The idea of Coupang as a demand generator that had a large audience that could sell whatever they wanted, provided it was discounted, was thought of as a business virtue since they could sell things others couldn’t. Despite stiff competition from TicketMonster and Groupon Korea, Coupang became the #1 player in the space. Their relatively cheap customer acquisition costs and the fact that they received money for the daily deal upfront helped them become cash flow positive early on. Just three years after founding, in 2013, they set course for an IPO.
But something was wrong. While the business was okay financially, the business model had fundamental issues. Selling products and services to highly price sensitive customers in a gamified way with pressure to close a sale hardly created lasting customer satisfaction. Additionally, alongside the idea of “discovery shopping” came the fact that they often were selling things customers didn’t really need. Bom Kim thought this would eventually catch up with them and decided he didn’t want to dedicate his life to building a company that serviced mediocrity.
Six months into their IPO process, and just a mere week before the prospectus was supposed to be printed, Bom Kim had a moment of clarity and pivoted the business. Bom Kim thought, “if we really wanted to provide something that really mattered to customers—100 times better, exponentially better—we had to go through an enormous amount of change”. They pulled the IPO, knowing they would have to remain private for the immense business shift and heavy investment period they were about to undertake.
The third party marketplace they operated offered an inconsistent experience with a variety of different sellers and limited logistics coverage nationally. The mixed merchant experience combined with unreliable shipping—half of all complaints were about shipping—helped clarify what Coupang would need to build in order to achieve a “100x better experience”. Coupang would mimic Amazon by building out a large first party offering and their own logistics network.
They went and raised $100mn from Sequoia Capital in May 2014, and then another $300mn from BlackRock a few months later, to build out their logistics network and refine their mobile capabilities, which then was ~80% of traffic. They first focused on diapers and other categories for moms, with the logic that this new period of change usually creates a window for new habits to form.

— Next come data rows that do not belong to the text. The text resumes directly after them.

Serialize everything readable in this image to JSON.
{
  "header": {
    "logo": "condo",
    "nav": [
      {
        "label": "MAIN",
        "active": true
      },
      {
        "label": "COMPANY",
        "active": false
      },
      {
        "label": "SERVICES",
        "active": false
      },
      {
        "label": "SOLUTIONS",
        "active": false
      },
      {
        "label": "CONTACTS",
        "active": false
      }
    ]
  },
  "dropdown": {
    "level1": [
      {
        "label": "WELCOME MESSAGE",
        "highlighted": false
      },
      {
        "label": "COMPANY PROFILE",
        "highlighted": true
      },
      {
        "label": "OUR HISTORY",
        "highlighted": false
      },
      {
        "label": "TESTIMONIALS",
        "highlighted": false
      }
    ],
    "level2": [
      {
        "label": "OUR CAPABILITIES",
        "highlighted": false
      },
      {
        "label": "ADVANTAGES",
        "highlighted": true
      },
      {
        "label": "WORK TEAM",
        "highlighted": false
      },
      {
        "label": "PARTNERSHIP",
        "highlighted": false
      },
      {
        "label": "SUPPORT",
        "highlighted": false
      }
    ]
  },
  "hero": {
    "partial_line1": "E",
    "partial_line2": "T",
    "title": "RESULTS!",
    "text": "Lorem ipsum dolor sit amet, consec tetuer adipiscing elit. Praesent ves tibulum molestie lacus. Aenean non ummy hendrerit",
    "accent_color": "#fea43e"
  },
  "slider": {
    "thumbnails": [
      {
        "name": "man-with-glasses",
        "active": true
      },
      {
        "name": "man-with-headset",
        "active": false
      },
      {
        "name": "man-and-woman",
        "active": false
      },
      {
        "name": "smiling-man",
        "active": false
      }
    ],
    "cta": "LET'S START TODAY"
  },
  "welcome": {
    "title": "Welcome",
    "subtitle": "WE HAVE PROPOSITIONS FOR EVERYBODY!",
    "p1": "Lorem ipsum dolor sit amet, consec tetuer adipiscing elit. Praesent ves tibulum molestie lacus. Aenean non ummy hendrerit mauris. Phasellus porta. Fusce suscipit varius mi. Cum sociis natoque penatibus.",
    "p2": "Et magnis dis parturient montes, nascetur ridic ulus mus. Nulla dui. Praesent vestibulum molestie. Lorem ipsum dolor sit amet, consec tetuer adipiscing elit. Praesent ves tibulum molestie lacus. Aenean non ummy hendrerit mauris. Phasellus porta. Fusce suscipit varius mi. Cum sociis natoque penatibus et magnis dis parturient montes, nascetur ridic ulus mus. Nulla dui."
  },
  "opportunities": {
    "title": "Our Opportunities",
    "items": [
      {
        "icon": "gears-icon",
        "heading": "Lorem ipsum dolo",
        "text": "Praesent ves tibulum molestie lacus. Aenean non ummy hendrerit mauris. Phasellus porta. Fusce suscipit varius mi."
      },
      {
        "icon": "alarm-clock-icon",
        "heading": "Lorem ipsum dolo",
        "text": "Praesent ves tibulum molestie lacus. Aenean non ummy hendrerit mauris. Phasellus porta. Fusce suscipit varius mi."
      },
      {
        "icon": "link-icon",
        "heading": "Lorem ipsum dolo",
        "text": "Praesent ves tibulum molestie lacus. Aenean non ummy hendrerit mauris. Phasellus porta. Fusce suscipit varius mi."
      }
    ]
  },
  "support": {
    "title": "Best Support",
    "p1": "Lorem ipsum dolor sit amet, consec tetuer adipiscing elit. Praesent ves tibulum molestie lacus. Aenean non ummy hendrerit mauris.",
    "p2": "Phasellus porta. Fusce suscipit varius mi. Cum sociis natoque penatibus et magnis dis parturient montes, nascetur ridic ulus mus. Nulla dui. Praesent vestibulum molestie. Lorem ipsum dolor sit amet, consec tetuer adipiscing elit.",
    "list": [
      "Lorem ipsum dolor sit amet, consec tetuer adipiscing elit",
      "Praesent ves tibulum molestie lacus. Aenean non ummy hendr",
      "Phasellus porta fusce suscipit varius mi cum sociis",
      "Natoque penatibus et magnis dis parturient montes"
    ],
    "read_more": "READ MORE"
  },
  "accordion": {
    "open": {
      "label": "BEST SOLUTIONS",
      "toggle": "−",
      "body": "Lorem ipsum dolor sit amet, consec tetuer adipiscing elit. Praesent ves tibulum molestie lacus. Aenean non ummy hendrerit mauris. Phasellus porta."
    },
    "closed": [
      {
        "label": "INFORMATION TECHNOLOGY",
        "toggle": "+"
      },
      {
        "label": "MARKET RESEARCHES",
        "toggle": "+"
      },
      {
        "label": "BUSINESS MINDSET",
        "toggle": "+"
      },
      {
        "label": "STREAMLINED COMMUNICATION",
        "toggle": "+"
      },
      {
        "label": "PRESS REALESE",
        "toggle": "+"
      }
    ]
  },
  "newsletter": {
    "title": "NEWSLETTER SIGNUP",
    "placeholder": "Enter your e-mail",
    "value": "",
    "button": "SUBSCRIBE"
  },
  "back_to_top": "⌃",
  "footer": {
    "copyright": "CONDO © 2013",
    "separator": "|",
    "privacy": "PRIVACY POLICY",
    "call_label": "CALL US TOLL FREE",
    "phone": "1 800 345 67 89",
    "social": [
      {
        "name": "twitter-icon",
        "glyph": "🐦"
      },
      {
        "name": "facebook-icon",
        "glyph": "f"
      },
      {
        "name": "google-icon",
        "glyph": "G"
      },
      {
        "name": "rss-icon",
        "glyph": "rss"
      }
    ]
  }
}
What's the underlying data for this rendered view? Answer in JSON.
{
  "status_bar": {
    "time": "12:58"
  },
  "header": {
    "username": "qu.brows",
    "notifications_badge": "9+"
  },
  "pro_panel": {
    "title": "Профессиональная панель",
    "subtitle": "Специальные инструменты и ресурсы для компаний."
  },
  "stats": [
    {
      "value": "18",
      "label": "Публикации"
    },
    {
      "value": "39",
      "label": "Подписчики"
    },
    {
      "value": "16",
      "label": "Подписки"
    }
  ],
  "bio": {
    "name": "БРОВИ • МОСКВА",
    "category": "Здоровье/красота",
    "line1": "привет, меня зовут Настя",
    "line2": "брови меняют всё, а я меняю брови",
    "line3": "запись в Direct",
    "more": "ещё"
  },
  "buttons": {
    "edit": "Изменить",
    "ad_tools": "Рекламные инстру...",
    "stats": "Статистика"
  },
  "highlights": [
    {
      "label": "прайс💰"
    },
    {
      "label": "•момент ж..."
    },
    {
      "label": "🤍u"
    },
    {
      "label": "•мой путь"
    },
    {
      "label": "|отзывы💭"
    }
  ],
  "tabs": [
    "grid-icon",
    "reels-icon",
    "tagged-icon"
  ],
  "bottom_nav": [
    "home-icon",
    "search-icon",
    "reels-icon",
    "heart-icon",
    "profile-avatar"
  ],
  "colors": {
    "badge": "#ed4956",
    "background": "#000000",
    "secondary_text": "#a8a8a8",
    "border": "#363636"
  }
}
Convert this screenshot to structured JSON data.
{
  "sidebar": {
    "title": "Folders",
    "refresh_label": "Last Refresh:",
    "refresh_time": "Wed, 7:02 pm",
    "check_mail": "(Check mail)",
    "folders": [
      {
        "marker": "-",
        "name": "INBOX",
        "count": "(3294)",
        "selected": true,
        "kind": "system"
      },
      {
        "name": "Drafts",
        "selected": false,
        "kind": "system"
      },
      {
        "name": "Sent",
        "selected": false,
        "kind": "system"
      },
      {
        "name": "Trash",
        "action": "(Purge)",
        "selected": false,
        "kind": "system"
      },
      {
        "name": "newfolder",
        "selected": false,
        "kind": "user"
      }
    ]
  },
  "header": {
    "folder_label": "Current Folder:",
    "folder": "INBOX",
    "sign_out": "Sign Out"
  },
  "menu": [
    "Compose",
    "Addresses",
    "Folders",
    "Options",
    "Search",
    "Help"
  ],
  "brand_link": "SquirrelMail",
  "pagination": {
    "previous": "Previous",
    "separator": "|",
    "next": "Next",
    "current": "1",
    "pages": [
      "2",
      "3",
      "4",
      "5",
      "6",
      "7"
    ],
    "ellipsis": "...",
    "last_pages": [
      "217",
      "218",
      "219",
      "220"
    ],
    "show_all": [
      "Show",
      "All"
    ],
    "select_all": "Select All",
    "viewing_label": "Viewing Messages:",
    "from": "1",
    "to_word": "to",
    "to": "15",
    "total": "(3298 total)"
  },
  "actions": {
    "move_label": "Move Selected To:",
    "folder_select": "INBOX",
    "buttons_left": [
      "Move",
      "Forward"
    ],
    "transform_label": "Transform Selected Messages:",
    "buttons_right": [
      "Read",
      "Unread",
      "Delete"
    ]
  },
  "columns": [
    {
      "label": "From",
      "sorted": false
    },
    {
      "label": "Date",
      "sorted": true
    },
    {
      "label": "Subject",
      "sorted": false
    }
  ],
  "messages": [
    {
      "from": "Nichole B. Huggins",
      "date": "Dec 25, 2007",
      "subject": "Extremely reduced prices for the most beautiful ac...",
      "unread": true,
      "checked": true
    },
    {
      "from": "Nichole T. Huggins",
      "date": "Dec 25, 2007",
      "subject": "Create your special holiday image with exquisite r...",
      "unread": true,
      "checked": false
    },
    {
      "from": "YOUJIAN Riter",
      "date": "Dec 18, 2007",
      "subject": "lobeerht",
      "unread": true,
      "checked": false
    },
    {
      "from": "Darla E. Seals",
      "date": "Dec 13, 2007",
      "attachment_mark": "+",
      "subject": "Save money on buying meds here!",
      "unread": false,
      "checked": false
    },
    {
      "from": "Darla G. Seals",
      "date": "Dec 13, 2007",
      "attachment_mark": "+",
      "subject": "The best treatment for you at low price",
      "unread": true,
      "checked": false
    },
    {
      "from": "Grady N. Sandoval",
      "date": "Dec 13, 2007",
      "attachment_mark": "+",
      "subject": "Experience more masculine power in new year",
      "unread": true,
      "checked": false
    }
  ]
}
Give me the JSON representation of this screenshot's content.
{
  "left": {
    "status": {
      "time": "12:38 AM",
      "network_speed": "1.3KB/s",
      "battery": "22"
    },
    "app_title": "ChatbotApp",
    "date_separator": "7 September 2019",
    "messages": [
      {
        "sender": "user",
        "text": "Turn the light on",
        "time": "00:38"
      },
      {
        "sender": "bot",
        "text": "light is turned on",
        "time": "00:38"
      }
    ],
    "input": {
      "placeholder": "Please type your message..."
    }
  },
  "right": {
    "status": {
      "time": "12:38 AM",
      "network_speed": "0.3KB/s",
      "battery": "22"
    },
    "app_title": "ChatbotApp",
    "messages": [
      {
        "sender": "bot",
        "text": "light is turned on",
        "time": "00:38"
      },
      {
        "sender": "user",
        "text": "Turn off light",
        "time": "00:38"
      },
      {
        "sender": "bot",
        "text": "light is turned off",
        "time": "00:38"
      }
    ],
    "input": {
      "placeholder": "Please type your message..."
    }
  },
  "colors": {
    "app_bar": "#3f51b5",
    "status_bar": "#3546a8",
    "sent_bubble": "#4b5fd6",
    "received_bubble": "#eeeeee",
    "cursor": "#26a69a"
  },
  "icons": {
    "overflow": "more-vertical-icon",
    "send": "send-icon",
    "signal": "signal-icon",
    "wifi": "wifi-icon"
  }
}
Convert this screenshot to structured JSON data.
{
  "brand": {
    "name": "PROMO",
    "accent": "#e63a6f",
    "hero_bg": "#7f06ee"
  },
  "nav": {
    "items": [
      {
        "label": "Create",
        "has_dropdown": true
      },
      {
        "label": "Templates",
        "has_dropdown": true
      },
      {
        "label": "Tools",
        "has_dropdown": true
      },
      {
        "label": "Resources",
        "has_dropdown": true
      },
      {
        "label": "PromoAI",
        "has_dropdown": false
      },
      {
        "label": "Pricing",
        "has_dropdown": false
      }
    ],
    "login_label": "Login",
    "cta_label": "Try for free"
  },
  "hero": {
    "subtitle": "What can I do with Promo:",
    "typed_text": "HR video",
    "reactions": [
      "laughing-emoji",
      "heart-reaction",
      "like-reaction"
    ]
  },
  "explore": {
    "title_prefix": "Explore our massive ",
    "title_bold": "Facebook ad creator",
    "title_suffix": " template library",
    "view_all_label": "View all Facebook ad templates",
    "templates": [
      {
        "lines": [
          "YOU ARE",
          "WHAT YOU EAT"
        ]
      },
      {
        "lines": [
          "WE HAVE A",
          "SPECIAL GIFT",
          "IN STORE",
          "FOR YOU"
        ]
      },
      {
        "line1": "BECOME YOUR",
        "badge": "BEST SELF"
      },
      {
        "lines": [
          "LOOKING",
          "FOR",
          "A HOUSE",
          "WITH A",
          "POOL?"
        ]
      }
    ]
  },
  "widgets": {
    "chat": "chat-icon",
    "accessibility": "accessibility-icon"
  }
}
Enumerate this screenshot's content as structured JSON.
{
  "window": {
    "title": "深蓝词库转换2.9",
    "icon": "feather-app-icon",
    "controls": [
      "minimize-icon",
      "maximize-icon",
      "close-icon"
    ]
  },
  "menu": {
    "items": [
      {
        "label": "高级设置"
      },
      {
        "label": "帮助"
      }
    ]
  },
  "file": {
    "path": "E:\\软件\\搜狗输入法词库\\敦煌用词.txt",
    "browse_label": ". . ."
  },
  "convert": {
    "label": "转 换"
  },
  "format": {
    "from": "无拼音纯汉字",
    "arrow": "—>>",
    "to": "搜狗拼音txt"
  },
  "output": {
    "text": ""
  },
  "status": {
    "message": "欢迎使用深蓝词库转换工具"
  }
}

In 2014 they launched “Rocket Delivery”, which was their company-owned delivery service that directly employed drivers. The delivery force didn’t just help them improve the shipping experience, it also gave them an opportunity to interface with their customers. The “Rocket Men”, as they were called, became known for conscientious deliveries, knowing when to avoid ringing the doorbell so to not awaken a sleeping baby, and leaving hand-written notes for new mothers.
This did not come without a steep cost though; they were rumored to have been burning hundreds of millions annually. For someone familiar with the Amazon model and comfortable with losses, that would prove to be no barrier to invest. In 2015, Softbank invested $1bn in Coupang, which would allow them to continue to invest in their logistics network. By 2016, they had over 3,600 Rocket Couriers, who boasted an incredibly high NPS score of 97. Long gone were the days where shipping constituted the majority of complaints. However, Coupang still wanted to continue to improve delivery times to get them even faster.
In stark contrast to his earlier comments on how people who came to Coupang didn’t know what they wanted and that it was Coupang’s role to effectively direct them with deeply discounted deals, Bom Kim started saying, “we can’t bend the customers to what we want, but we can bend ourselves to what the customer want”. The 1P model they adopted meant that all inventory would be purchased directly by Coupang, and steep deals and overstocks were no longer a part of that equation. What mattered was…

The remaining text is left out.